# transplanted VTian in nyc needs to sleep between trees



## susankat6758 (Sep 26, 2006)

Hey out there,

I just spent a year in VT and then moved to NYC. I am in Brooklyn with no car and not a lot of money or supplies. I just need a place I can get to by train with my sleeping bag where it's leagal to sleep in the ground for a night. If I don't soon, I might go crazy. I'm going to try to hike in Peekskill, Blue Mountain Reservation this weekend. Is there anywhere nearby where one can camp? Not like campgrounds, I mean laying on the ground in the woods, in the dark, for free. Any suggestions?


----------



## Mike P. (Sep 27, 2006)

Can't help on an actual location but there should be some tracks that cross the AT, does a train come close to Bear Mt in NY or Kent CT?  Camping is allowed on the AT.


----------



## andyzee (Sep 27, 2006)

I was going to say the same thing. There is so much more available for hiking and possibly camping in Bear Mt/Harriman State Park. I know one peak in Harriman where a number of times I saw people setup camp. I've been meaning to do it myself, looks real nice and peaceful up there.


----------



## una_dogger (Sep 27, 2006)

*Just reiterating what's been said here*

The Metro North Harlem line out of Grand Central goes to the Appalachian Trail station north of Pawling on the weekends, potentially friday night also but you'd need to check that schedule. North or south you can find shelters.  Do not attempt to camp near Nuclear Lake if travelling southbound on the AT, you will be booted by the maintainer who tends the dam.
You can probably find a bus that goes to Harriman State Park, also. Right at the Bear Mntn Inn Parking Lot there is a Park Police Headquarters where they sell trail maps of Harriman. You can camp in a shelter or 150 feet off trail and away from water. 

Good luck.
Sabrina


----------



## bigbog (Sep 28, 2006)

*......*

"*On* the ground Susan :-D


----------



## susankat6758 (Oct 2, 2006)

Hey all,
Thanks so much for your suggestions. They gave me the inspiration I needed to get north and get on the trail. I ended up doing just a day in Blue Mountain Reservation, just a quick cab ride from Peekskill on the Metro North. It was lovely, and I feel is just the beginning for my exploration of this area. I'll be trying out some more of your suggestions as the weekends go by. And yes, I mean on the ground, not like suspended _between_ trees. Ahhh, I can breath again.
Susan


----------



## thetrailboss (Oct 2, 2006)

I only know of _*"Vermonters"*_ and not *"Vermontians"*.  So I'm not sure where people use that term.  :blink:  As someone from the state, I have never heard it.....


----------



## MichaelJ (Oct 3, 2006)

Wonderful! Thanks for the followup on your weekend. 

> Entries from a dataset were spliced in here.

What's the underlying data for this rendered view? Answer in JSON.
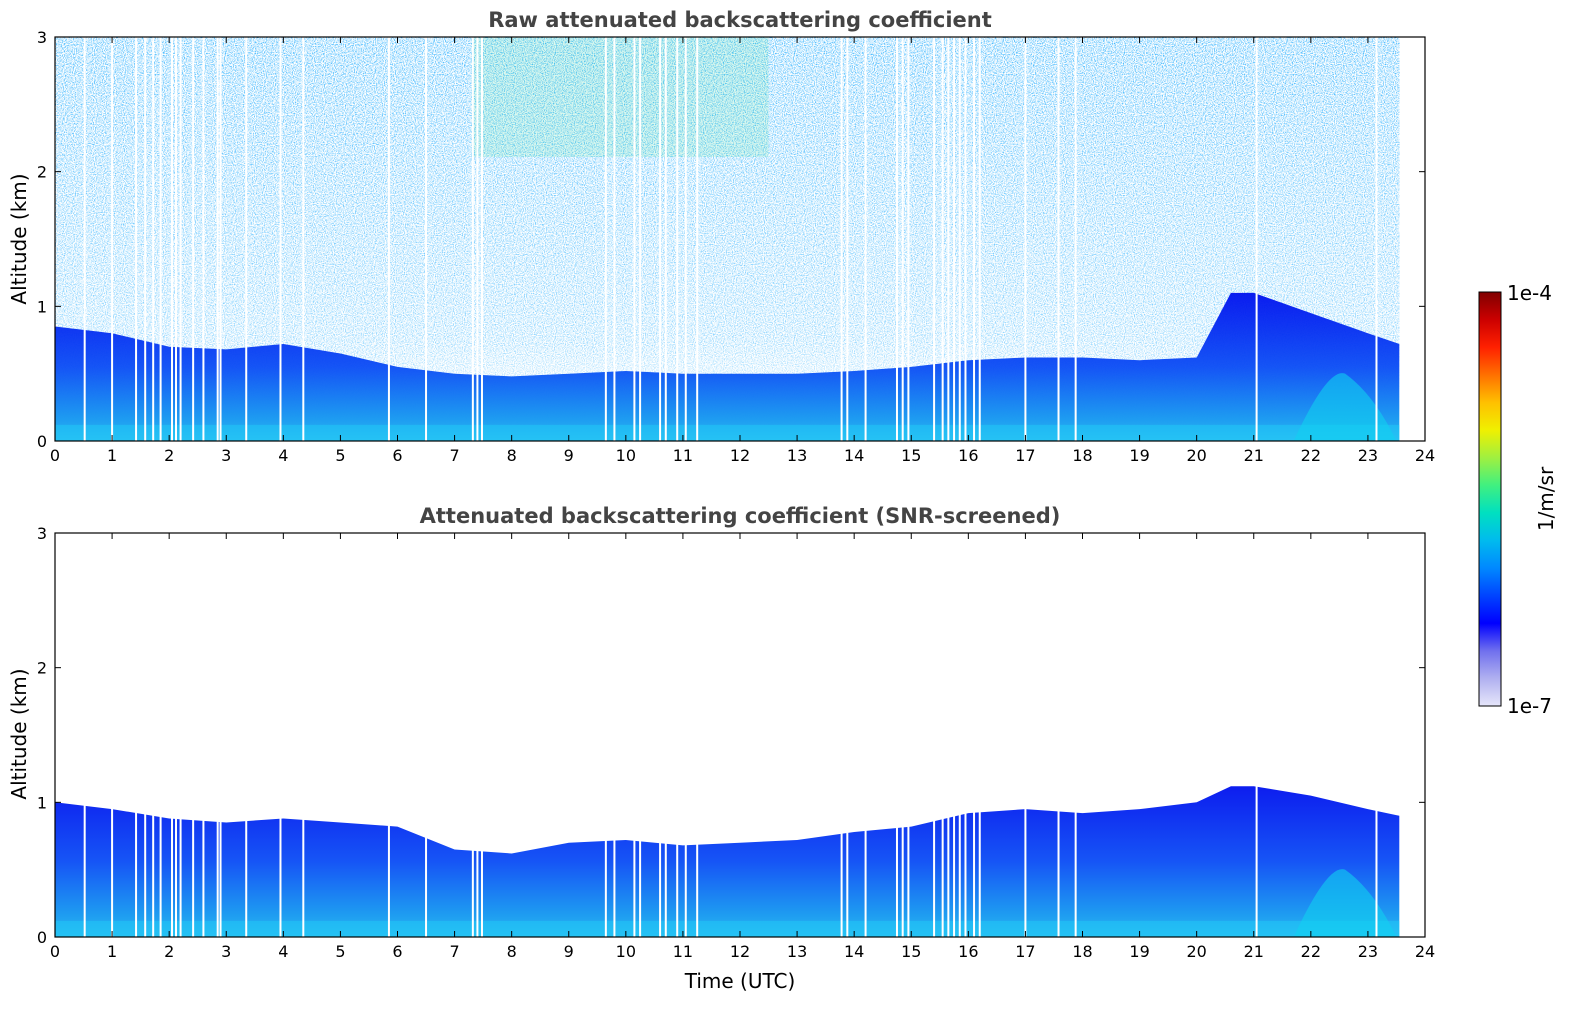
{
  "chart_data": [
    {
      "type": "heatmap",
      "title": "Raw attenuated backscattering coefficient",
      "xlabel": "",
      "ylabel": "Altitude (km)",
      "xlim": [
        0,
        24
      ],
      "ylim": [
        0,
        3
      ],
      "x_ticks": [
        "0",
        "1",
        "2",
        "3",
        "4",
        "5",
        "6",
        "7",
        "8",
        "9",
        "10",
        "11",
        "12",
        "13",
        "14",
        "15",
        "16",
        "17",
        "18",
        "19",
        "20",
        "21",
        "22",
        "23",
        "24"
      ],
      "y_ticks": [
        "0",
        "1",
        "2",
        "3"
      ],
      "data_end_time": 23.55,
      "boundary_layer_top_km": [
        [
          0,
          0.85
        ],
        [
          1,
          0.8
        ],
        [
          2,
          0.7
        ],
        [
          3,
          0.68
        ],
        [
          4,
          0.72
        ],
        [
          5,
          0.65
        ],
        [
          6,
          0.55
        ],
        [
          7,
          0.5
        ],
        [
          8,
          0.48
        ],
        [
          9,
          0.5
        ],
        [
          10,
          0.52
        ],
        [
          11,
          0.5
        ],
        [
          12,
          0.5
        ],
        [
          13,
          0.5
        ],
        [
          14,
          0.52
        ],
        [
          15,
          0.55
        ],
        [
          16,
          0.6
        ],
        [
          17,
          0.62
        ],
        [
          18,
          0.62
        ],
        [
          19,
          0.6
        ],
        [
          20,
          0.62
        ],
        [
          20.6,
          1.1
        ],
        [
          21,
          1.1
        ],
        [
          22,
          0.95
        ],
        [
          23,
          0.8
        ],
        [
          23.55,
          0.72
        ]
      ],
      "data_gaps_hours": [
        0.52,
        1.0,
        1.42,
        1.58,
        1.72,
        1.85,
        2.05,
        2.12,
        2.2,
        2.42,
        2.6,
        2.85,
        2.9,
        3.35,
        3.95,
        4.35,
        5.85,
        6.5,
        7.32,
        7.4,
        7.48,
        9.65,
        9.8,
        10.15,
        10.25,
        10.6,
        10.7,
        10.9,
        11.05,
        11.25,
        13.78,
        13.88,
        14.2,
        14.75,
        14.85,
        14.95,
        15.4,
        15.55,
        15.65,
        15.75,
        15.85,
        15.95,
        16.1,
        16.2,
        17.0,
        17.58,
        17.88,
        21.05,
        23.15
      ]
    },
    {
      "type": "heatmap",
      "title": "Attenuated backscattering coefficient (SNR-screened)",
      "xlabel": "Time (UTC)",
      "ylabel": "Altitude (km)",
      "xlim": [
        0,
        24
      ],
      "ylim": [
        0,
        3
      ],
      "x_ticks": [
        "0",
        "1",
        "2",
        "3",
        "4",
        "5",
        "6",
        "7",
        "8",
        "9",
        "10",
        "11",
        "12",
        "13",
        "14",
        "15",
        "16",
        "17",
        "18",
        "19",
        "20",
        "21",
        "22",
        "23",
        "24"
      ],
      "y_ticks": [
        "0",
        "1",
        "2",
        "3"
      ],
      "data_end_time": 23.55,
      "boundary_layer_top_km": [
        [
          0,
          1.0
        ],
        [
          1,
          0.95
        ],
        [
          2,
          0.88
        ],
        [
          3,
          0.85
        ],
        [
          4,
          0.88
        ],
        [
          5,
          0.85
        ],
        [
          6,
          0.82
        ],
        [
          7,
          0.65
        ],
        [
          8,
          0.62
        ],
        [
          9,
          0.7
        ],
        [
          10,
          0.72
        ],
        [
          11,
          0.68
        ],
        [
          12,
          0.7
        ],
        [
          13,
          0.72
        ],
        [
          14,
          0.78
        ],
        [
          15,
          0.82
        ],
        [
          16,
          0.92
        ],
        [
          17,
          0.95
        ],
        [
          18,
          0.92
        ],
        [
          19,
          0.95
        ],
        [
          20,
          1.0
        ],
        [
          20.6,
          1.12
        ],
        [
          21,
          1.12
        ],
        [
          22,
          1.05
        ],
        [
          23,
          0.95
        ],
        [
          23.55,
          0.9
        ]
      ],
      "data_gaps_hours": [
        0.52,
        1.0,
        1.42,
        1.58,
        1.72,
        1.85,
        2.05,
        2.12,
        2.2,
        2.42,
        2.6,
        2.85,
        2.9,
        3.35,
        3.95,
        4.35,
        5.85,
        6.5,
        7.32,
        7.4,
        7.48,
        9.65,
        9.8,
        10.15,
        10.25,
        10.6,
        10.7,
        10.9,
        11.05,
        11.25,
        13.78,
        13.88,
        14.2,
        14.75,
        14.85,
        14.95,
        15.4,
        15.55,
        15.65,
        15.75,
        15.85,
        15.95,
        16.1,
        16.2,
        17.0,
        17.58,
        17.88,
        21.05,
        23.15
      ]
    }
  ],
  "colorbar": {
    "label": "1/m/sr",
    "min_label": "1e-7",
    "max_label": "1e-4",
    "scale": "log",
    "colors": [
      "#e6e6fa",
      "#b0b0f0",
      "#7070ee",
      "#0000ff",
      "#0044ff",
      "#0088ff",
      "#00bbee",
      "#00e0c0",
      "#40f080",
      "#a0f040",
      "#f0f000",
      "#ffc000",
      "#ff7000",
      "#ff2000",
      "#cc0000",
      "#800000"
    ]
  }
}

And there's nothing wrong with a Hennessey Hammock as opposed to a tent; I've backpacked with both!


----------



## YardSaleDad (Oct 3, 2006)

susankat6758 said:


> I ended up doing just a day in Blue Mountain Reservation, just a quick cab ride from Peekskill on the Metro North.



Go just two stops more on that line to Cold Spring, and you will be in hiking heaven.  

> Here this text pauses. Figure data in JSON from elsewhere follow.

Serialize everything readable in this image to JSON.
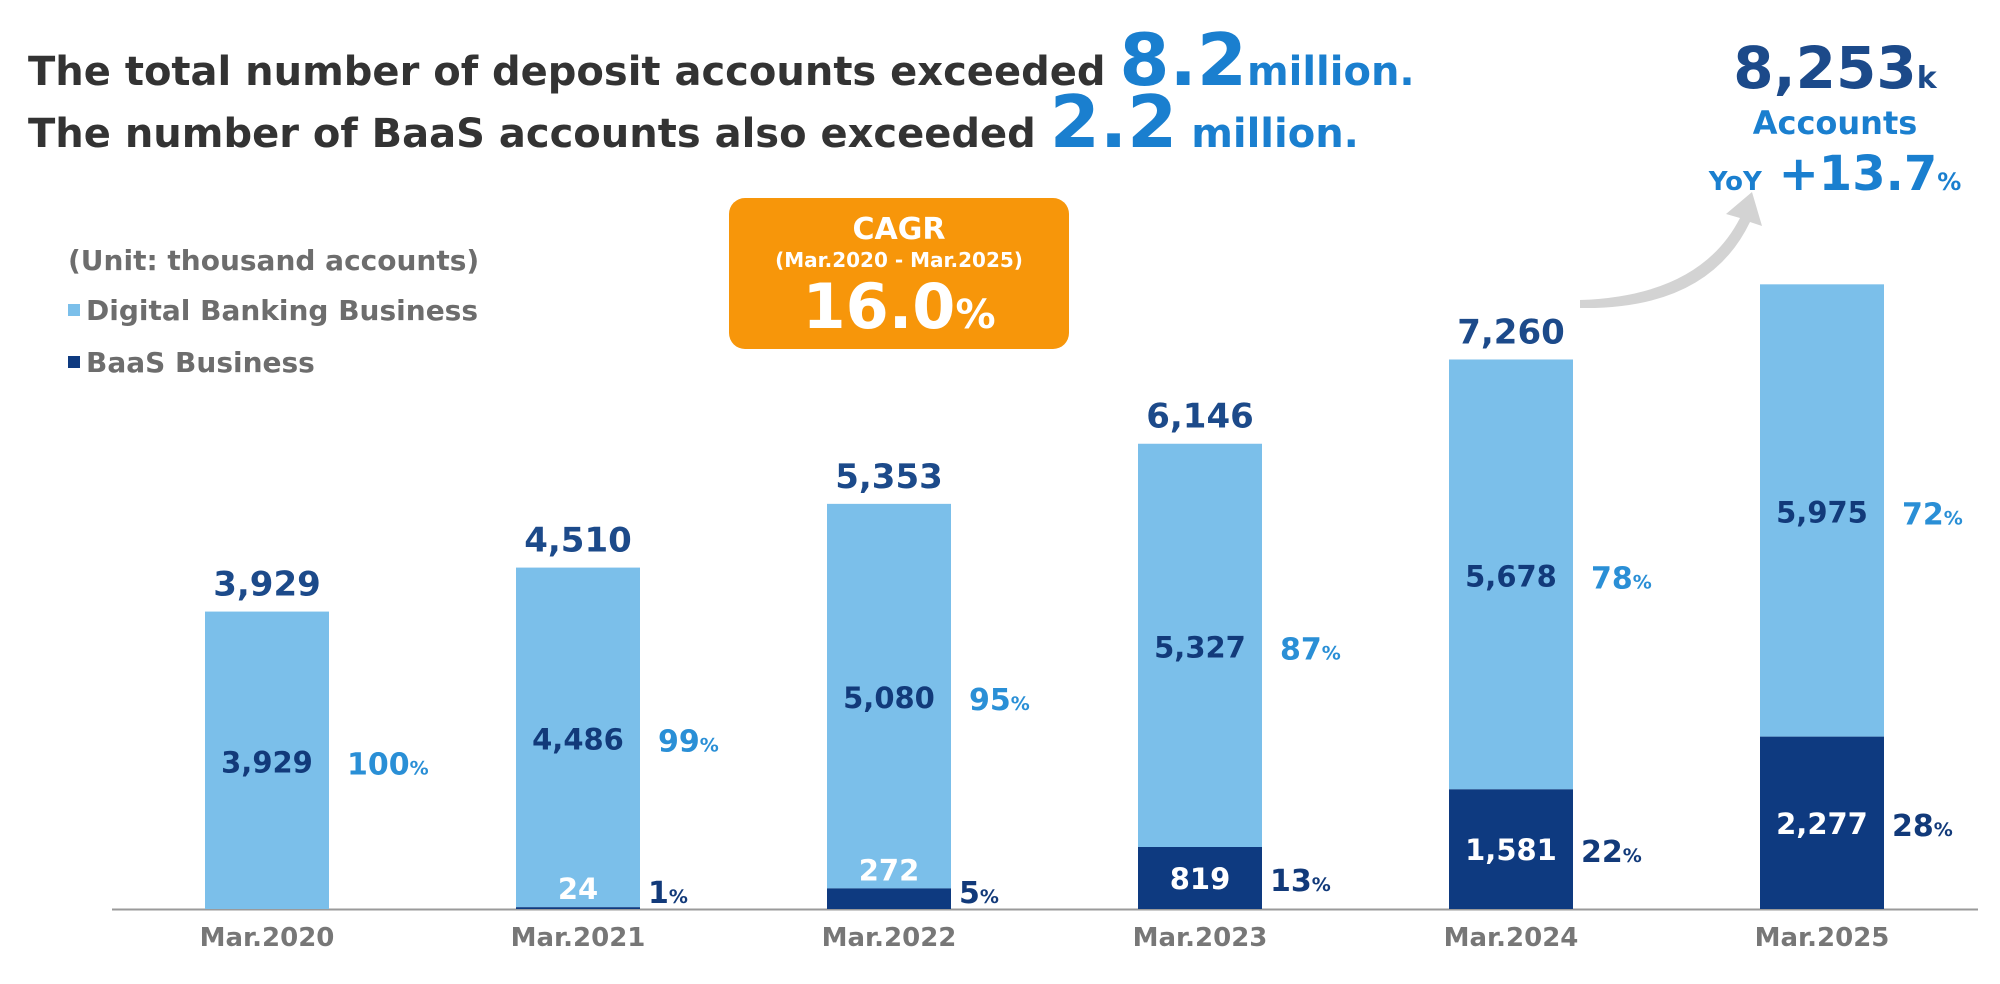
{
  "headline": {
    "line1_prefix": "The total number of deposit accounts exceeded ",
    "line1_value": "8.2",
    "line1_suffix": "million.",
    "line2_prefix": "The number of BaaS accounts also exceeded ",
    "line2_value": "2.2",
    "line2_suffix": " million."
  },
  "unit_note": "(Unit: thousand accounts)",
  "legend": {
    "digital": "Digital Banking Business",
    "baas": "BaaS Business"
  },
  "cagr": {
    "title": "CAGR",
    "period": "(Mar.2020 - Mar.2025)",
    "value": "16.0",
    "pct": "%"
  },
  "callout": {
    "total": "8,253",
    "total_unit": "k",
    "label": "Accounts",
    "yoy_label": "YoY",
    "yoy_value": "+13.7",
    "yoy_pct": "%"
  },
  "colors": {
    "digital": "#7bbfea",
    "baas": "#0e3a80",
    "orange": "#f7960a",
    "arrow": "#d3d3d3",
    "total_text": "#1c4a8a",
    "pct_light": "#2a8fd6",
    "axis": "#9a9a9a"
  },
  "chart_data": {
    "type": "bar",
    "stacked": true,
    "categories": [
      "Mar.2020",
      "Mar.2021",
      "Mar.2022",
      "Mar.2023",
      "Mar.2024",
      "Mar.2025"
    ],
    "series": [
      {
        "name": "BaaS Business",
        "values": [
          0,
          24,
          272,
          819,
          1581,
          2277
        ],
        "share_labels": [
          null,
          "1",
          "5",
          "13",
          "22",
          "28"
        ]
      },
      {
        "name": "Digital Banking Business",
        "values": [
          3929,
          4486,
          5080,
          5327,
          5678,
          5975
        ],
        "share_labels": [
          "100",
          "99",
          "95",
          "87",
          "78",
          "72"
        ]
      }
    ],
    "totals": [
      3929,
      4510,
      5353,
      6146,
      7260,
      8253
    ],
    "total_labels": [
      "3,929",
      "4,510",
      "5,353",
      "6,146",
      "7,260",
      ""
    ],
    "value_labels": {
      "baas": [
        null,
        "24",
        "272",
        "819",
        "1,581",
        "2,277"
      ],
      "digital": [
        "3,929",
        "4,486",
        "5,080",
        "5,327",
        "5,678",
        "5,975"
      ]
    },
    "pct_suffix": "%",
    "ylim": [
      0,
      9000
    ],
    "grid": false,
    "legend_position": "top-left"
  }
}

http://en.wikipedia.org/wiki/Bull_Hill

http://en.wikipedia.org/wiki/Breakneck_Ridge

You can continue up the trails to

http://en.wikipedia.org/wiki/Mount_beacon

And then catch the train back from the next station.

For camping you can hike east or take a cab to 

http://en.wikipedia.org/wiki/Clarence_Fahnestock_State_Park


----------



## BeanoNYC (Oct 3, 2006)

Welcome to both Alpinezone AND NYC.  Have you looked into Heckshire (sp?) state park on Long Island.  I know that there is a LIRR stop within walking distance to the park.  They offer camping there.  Where in Brooklyn are ya?


----------



## una_dogger (Oct 11, 2006)

Definately try to get yourself to Harriman State Park....and as mentioned before, Cold Spring is the gateway to the Hudson Highlands.  Beacon is another Hudson Line Metro North Stop that offers hiking.  

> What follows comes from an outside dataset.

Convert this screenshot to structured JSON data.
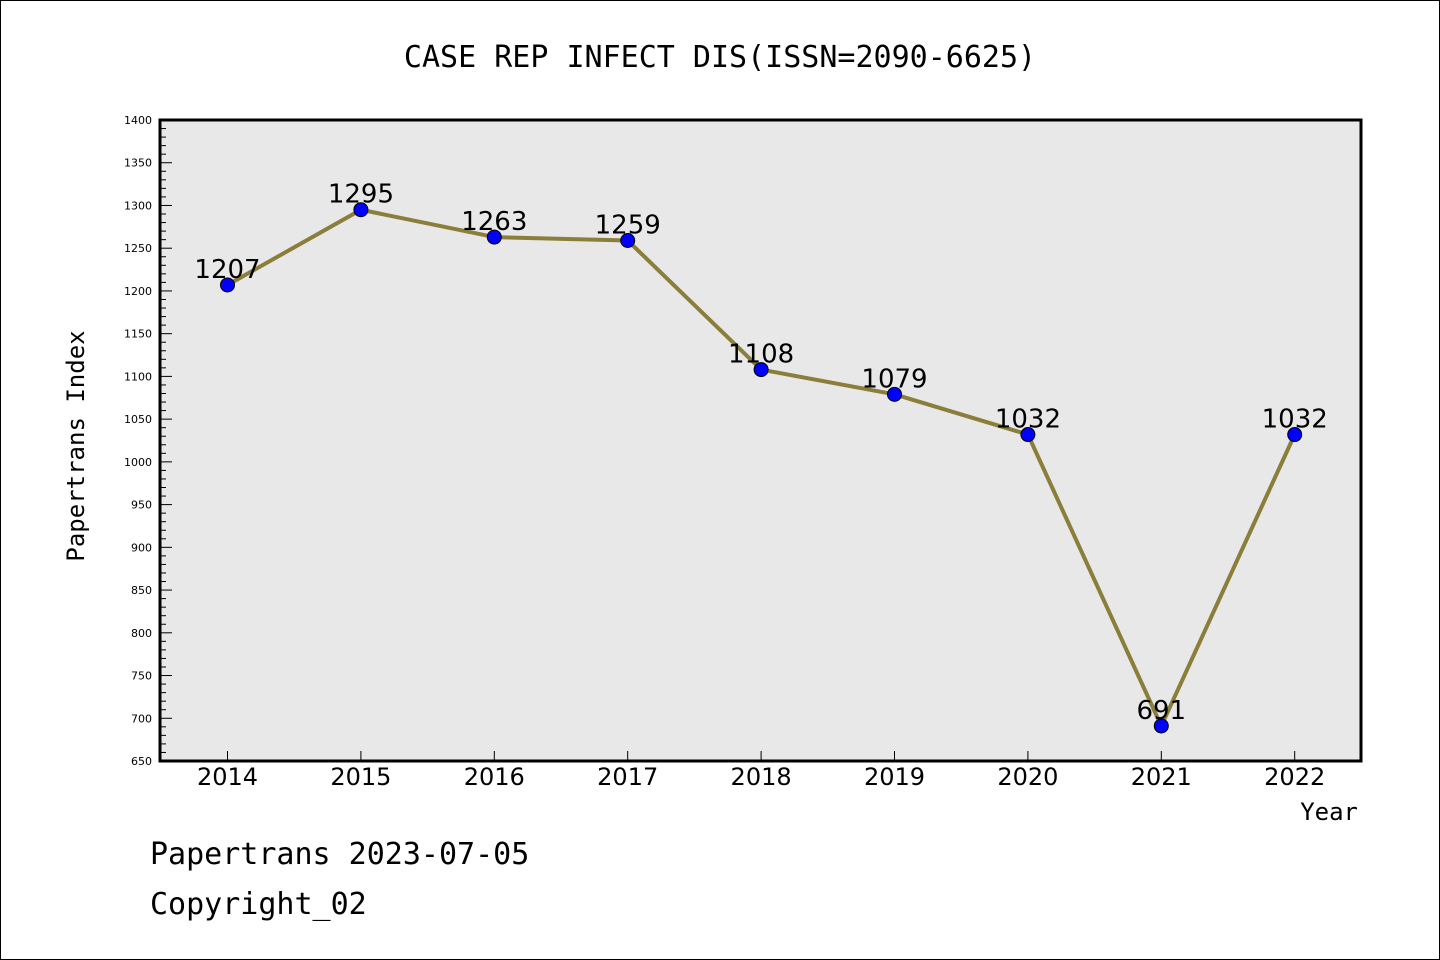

Glad you got your fix at Blue Mountain, gotta say though, you really MUST be desperate to sleep between the trees if a trip to Peekskill did it fo' ya!


----------



## SKIQUATTRO (Oct 19, 2006)

i mountain bike at night at Bethpage St Park in Bethpage...you can hike the Greenbelt trail from Bethpage to Cold Spring harbor.  You can walk from the train station in Bethpage to the trails (just a mile or so) You could even take the train out from Bklyn on a weekday night, sleep in the woods, and take the train back to work in the morning!!


----------